Each year, there are approximately 40,000 motor vehicle deaths. According to Medical News Today, cancer and accidental deaths claim an estimated 700,000 Americans. Every minute in our country people are dying from a cause other than “old age.” Waiting to prepare for your death will only result in a financial and emotional burden for your loved ones.

The average American owes approximately $62,000 to creditors at the time of their death. When a person passes away, their debt is the first thing paid out by their estate. Once the debt is paid, then, and only then, will the money be distributed to your heirs. If you owe an outstanding amount of debt at the time of your death and do not have life insurance, there is a very good chance that your heirs will be left with very little from your estate.

death expenses

How can you prepare yourself now to ensure that your family is taken care of in the event of your premature death?

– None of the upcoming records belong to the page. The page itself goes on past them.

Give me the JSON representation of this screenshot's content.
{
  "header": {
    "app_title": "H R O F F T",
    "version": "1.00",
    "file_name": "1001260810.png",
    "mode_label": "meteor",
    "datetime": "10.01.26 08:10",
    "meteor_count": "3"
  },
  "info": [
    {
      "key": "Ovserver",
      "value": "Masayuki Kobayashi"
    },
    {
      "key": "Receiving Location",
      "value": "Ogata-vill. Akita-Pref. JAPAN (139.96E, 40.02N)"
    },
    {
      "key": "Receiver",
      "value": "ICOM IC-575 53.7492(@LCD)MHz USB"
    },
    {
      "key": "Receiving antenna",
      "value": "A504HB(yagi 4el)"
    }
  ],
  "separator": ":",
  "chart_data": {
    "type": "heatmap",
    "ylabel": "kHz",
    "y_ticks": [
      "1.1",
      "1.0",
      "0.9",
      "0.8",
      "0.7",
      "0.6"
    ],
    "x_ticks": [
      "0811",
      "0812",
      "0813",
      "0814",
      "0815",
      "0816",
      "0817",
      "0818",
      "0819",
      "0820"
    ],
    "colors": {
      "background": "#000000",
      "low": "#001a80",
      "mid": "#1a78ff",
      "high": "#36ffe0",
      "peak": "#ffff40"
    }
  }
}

1. Make sure that you are adequately covered with the correct amount of life insurance needed for your family in the event of your passing. Determine how much you contribute to the monthly income or how your death will affect the monthly household income. Do not underestimate how much contribution a stay-at-home parent makes in the daily lives of a family – with the rising cost of living, including daycare expenses and household help, these expenses should be factored into the amount of life insurance coverage for the stay-at-home parent. Factor in debt payments, savings, daily costs, bills, child care (an average of $15,895 is spent per year for infant child care), future savings like college (an average college student pays $34,788 per year) and retirement, paying off or for a mortgage, funeral expenses, and anything else that you will need to leave to your family if you are no longer there to provide.

2. Prepare your paperwork. Make sure that your files are properly labeled and organized. Always have a backup for your important files – store both physical papers and digital copies. Let a family member (or two) know how to access your files and accounts. Leaving passwords in a safe place is an important, often overlooked step.

3. Make sure that you have a will. A will ensures that your property is distributed as you choose, a guardian is designated for your children, and an executor is selected for the management of your estate.

death expenses

Be prepared with the proper life insurance policy (for the busy mom, Jenny Life makes it easy with an app on Android or Apple), making sure that your files are in order, and that you have a legally binding will ensure that in the event of your death your loved ones will be left financially sound. We are never guaranteed tomorrow, so take the time to prepare for your family’s future before it may be too late.